God has me where I am because the people are well worth my time. I may never see a new church built but others will see Christ if my family obeys. There is a lot to do on the mission field that exists just beyond our front yard. We must work knowing it is His plan not ours. I look forward to seeing what God cultivates as we serve Him. How about you? Are you ready to serve God by going into the mission field just beyond your front yard?
Monday, May 07, 2012
How the death of Junior Seau weighs on the mind of a football dad.
I love football but must admit the relationship has become a bit strained lately. Over the last couple of years the news out of the NFL is causing me to rethink my support of the sport, especially with what we have heard the last couple of weeks. Word of bounties and the recent apparent suicide by a high profile former player have me questioning my interest. No, I am not too soft to watch an inherently brutal sport. I have become hesitant when it comes to football because of my oldest son’s dream.
My son dreams of playing in the NFL. As a kindergartener he could not wait to put on a helmet and make his first tackle.

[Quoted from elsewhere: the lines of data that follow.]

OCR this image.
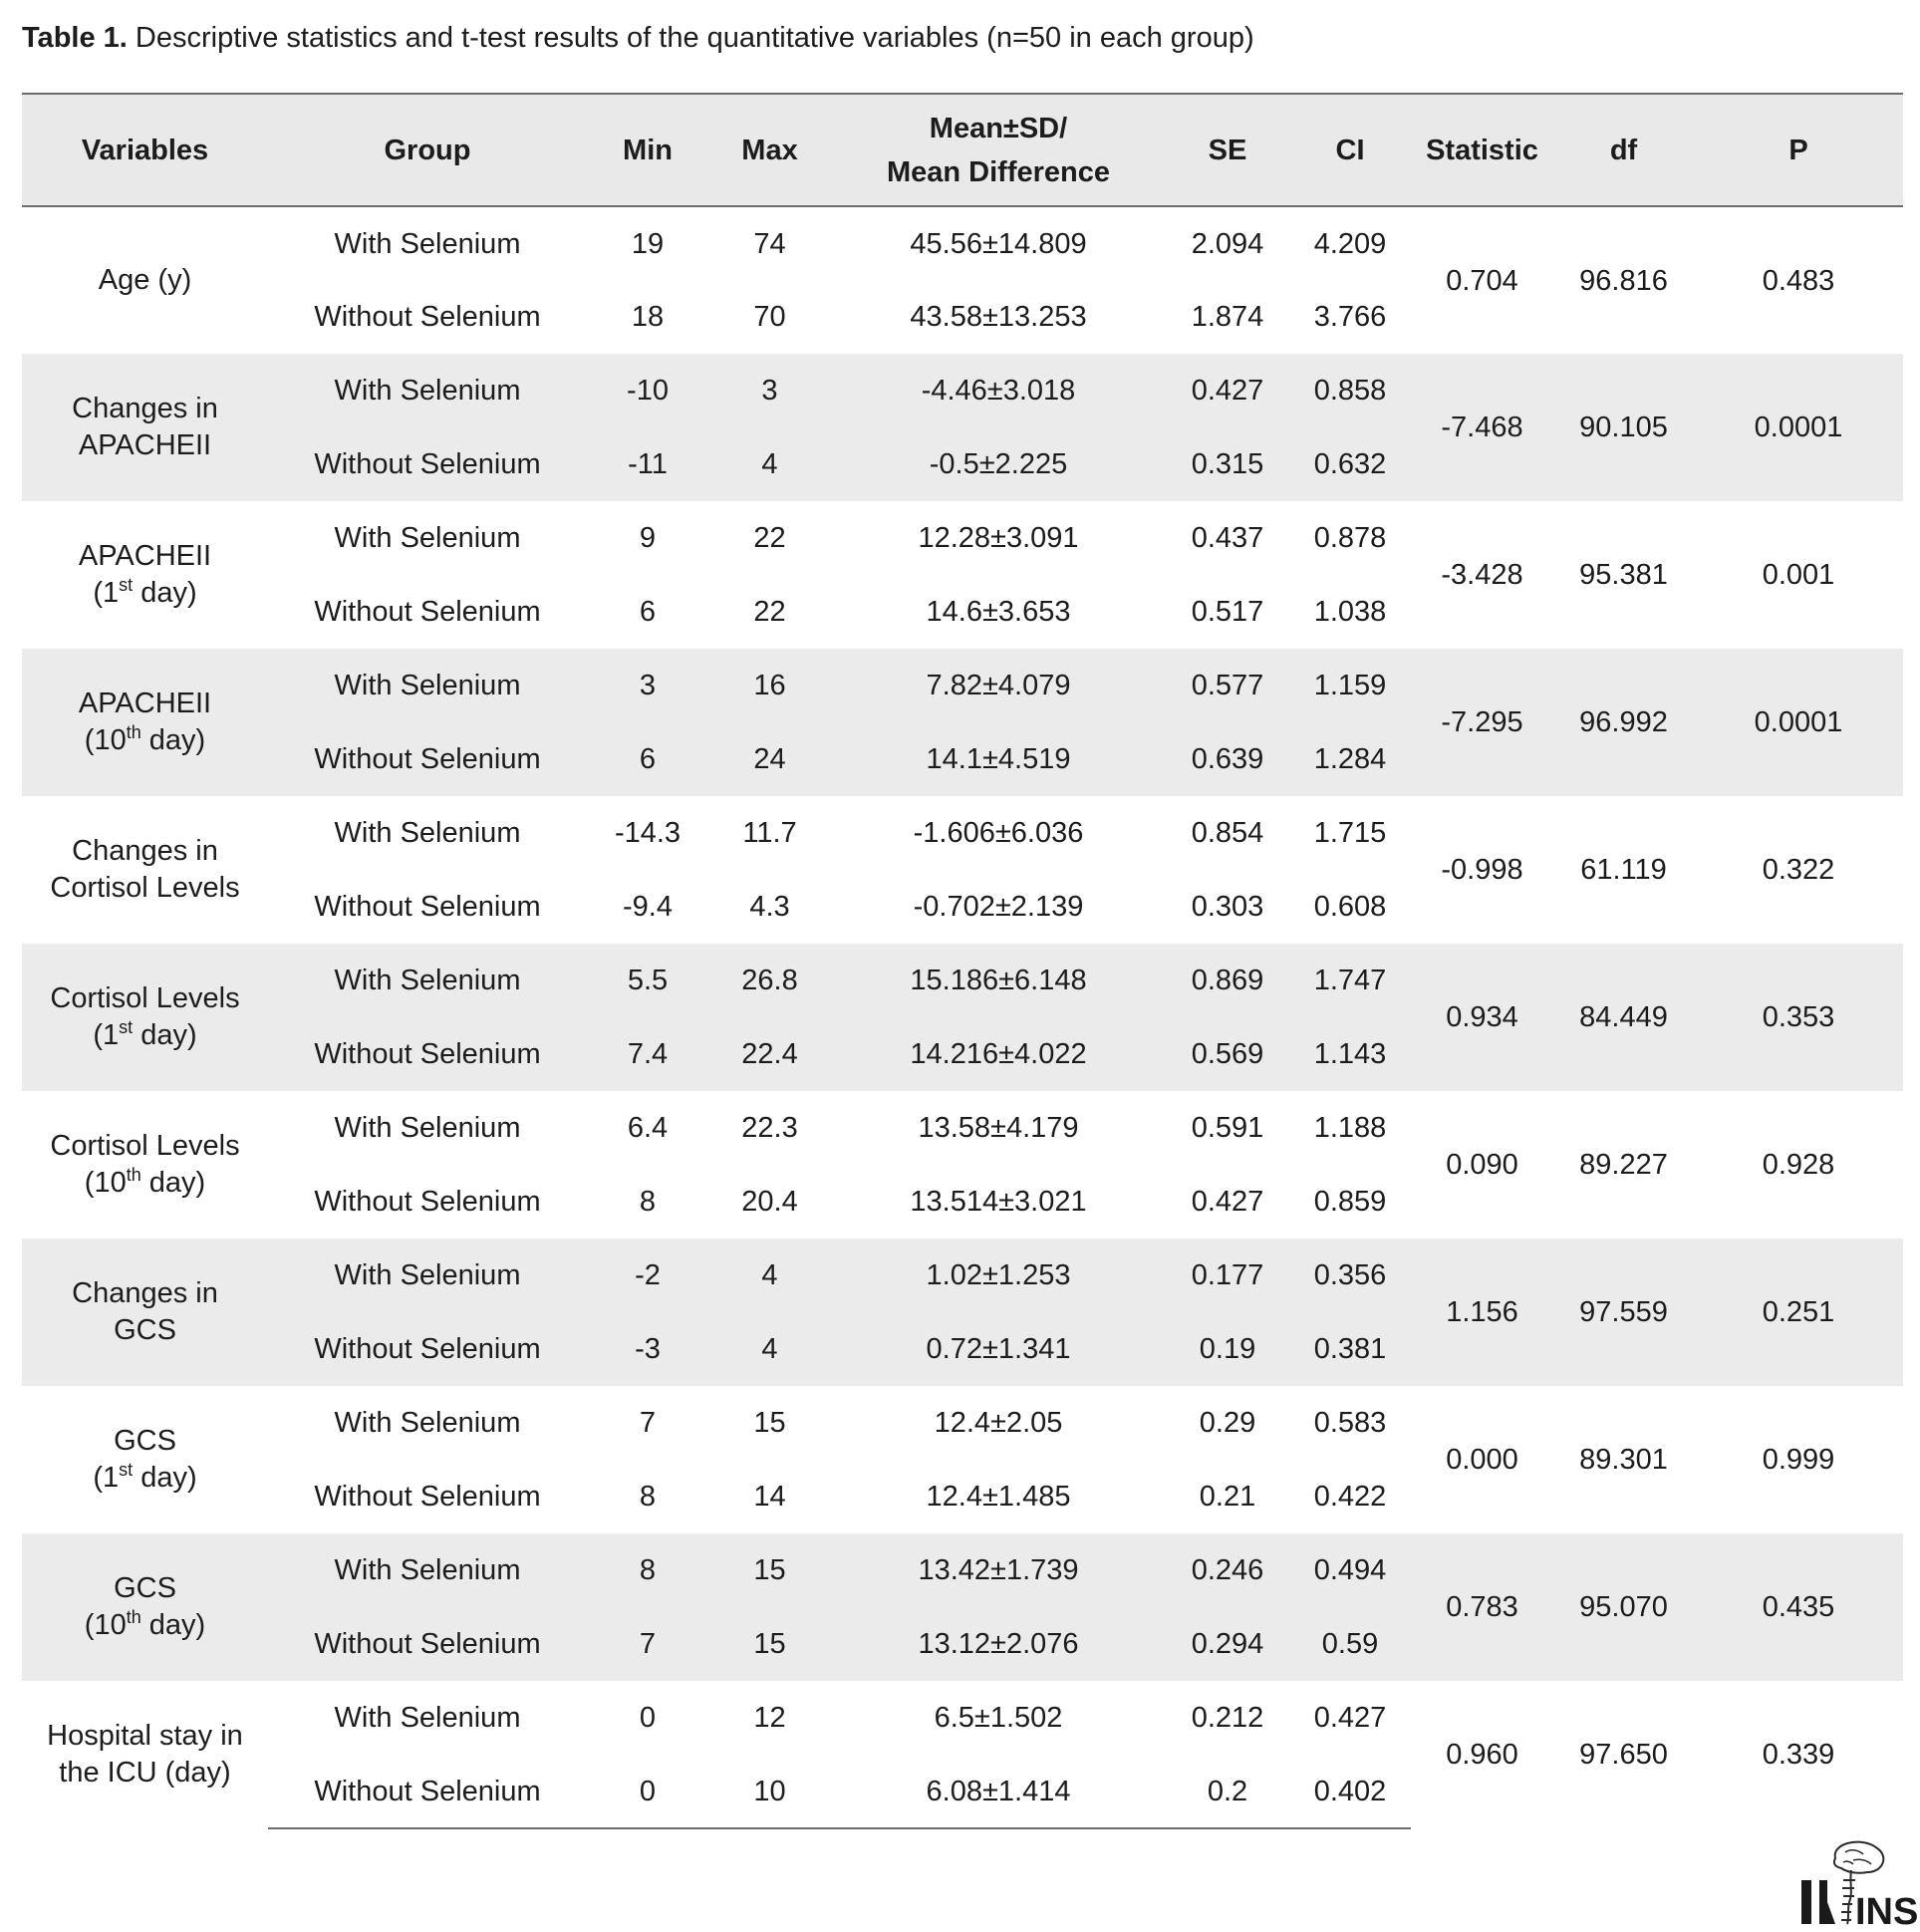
Table 1. Descriptive statistics and t-test results of the quantitative variables (n=50 in each group)
Variables	Group	Min	Max	Mean±SD/
Mean Difference	SE	CI	Statistic	df	P

Age (y)	With Selenium	19	74	45.56±14.809	2.094	4.209	0.704	96.816	0.483
	Without Selenium	18	70	43.58±13.253	1.874	3.766			

Changes in
APACHEII	With Selenium	-10	3	-4.46±3.018	0.427	0.858	-7.468	90.105	0.0001
	Without Selenium	-11	4	-0.5±2.225	0.315	0.632			

APACHEII
(1st day)	With Selenium	9	22	12.28±3.091	0.437	0.878	-3.428	95.381	0.001
	Without Selenium	6	22	14.6±3.653	0.517	1.038			

APACHEII
(10th day)	With Selenium	3	16	7.82±4.079	0.577	1.159	-7.295	96.992	0.0001
	Without Selenium	6	24	14.1±4.519	0.639	1.284			

Changes in
Cortisol Levels	With Selenium	-14.3	11.7	-1.606±6.036	0.854	1.715	-0.998	61.119	0.322
	Without Selenium	-9.4	4.3	-0.702±2.139	0.303	0.608			

Cortisol Levels
(1st day)	With Selenium	5.5	26.8	15.186±6.148	0.869	1.747	0.934	84.449	0.353
	Without Selenium	7.4	22.4	14.216±4.022	0.569	1.143			

Cortisol Levels
(10th day)	With Selenium	6.4	22.3	13.58±4.179	0.591	1.188	0.090	89.227	0.928
	Without Selenium	8	20.4	13.514±3.021	0.427	0.859			

Changes in
GCS	With Selenium	-2	4	1.02±1.253	0.177	0.356	1.156	97.559	0.251
	Without Selenium	-3	4	0.72±1.341	0.19	0.381			

GCS
(1st day)	With Selenium	7	15	12.4±2.05	0.29	0.583	0.000	89.301	0.999
	Without Selenium	8	14	12.4±1.485	0.21	0.422			

GCS
(10th day)	With Selenium	8	15	13.42±1.739	0.246	0.494	0.783	95.070	0.435
	Without Selenium	7	15	13.12±2.076	0.294	0.59			

Hospital stay in
the ICU (day)	With Selenium	0	12	6.5±1.502	0.212	0.427	0.960	97.650	0.339
	Without Selenium	0	10	6.08±1.414	0.2	0.402			
INS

After a handful of years in youth football he still has his dream, staying with it though he knows the odds are against him. Each year he looks forward to playing on the next level, moving from one weight class to the next even thinking about what colleges he might want to play for. So it was a difficult decision whether or not to talk with him about the recent death of Junior Seau.
Junior Seau was found dead of a self-inflicted gunshot wound. We do not know, and most likely will never know, why he killed himself. Yet his death echoes that of former Bears player Dave Duerson, who also shot himself in the chest about fourteen months ago. Their deaths add fuel to the discussion over repetitive head trauma and its effects on players in the NFL. And while most NFL players live after their carriers without showing any signs of chronic traumatic encephalopathy, a good number do show other signs of the beatings that are an unavoidable part of football. Knowing this I can’t help but wonder if my son’s dream will leave him with a broken body or even a broken mind.
The news of Seau’s death opened the door for a conversation with my son about the heath issues being faced by a number of former NFL players. I did not want to crush his dream but I believe he is now at an age where he can handle this discussion. The odds are against him ever making it to the NFL but if the opportunity does arise I want him to make an informed decision, being aware of the issues surrounding the industry. However for some parents being informed is not good enough.
I have heard fathers say they will not let their sons play football. They have seen enough evidence of the game’s physical toll to warrant their pointing their sons in other directions. On the other end of the spectrum are the parents who push their children into the sport without any concern beyond raising the next pro-bowler. For now I have left the decision in my son’s hands, keeping him informed of what goes on beyond the game. How about you? In light of what we know about repetitive head trauma are you/would you allow your children to play football?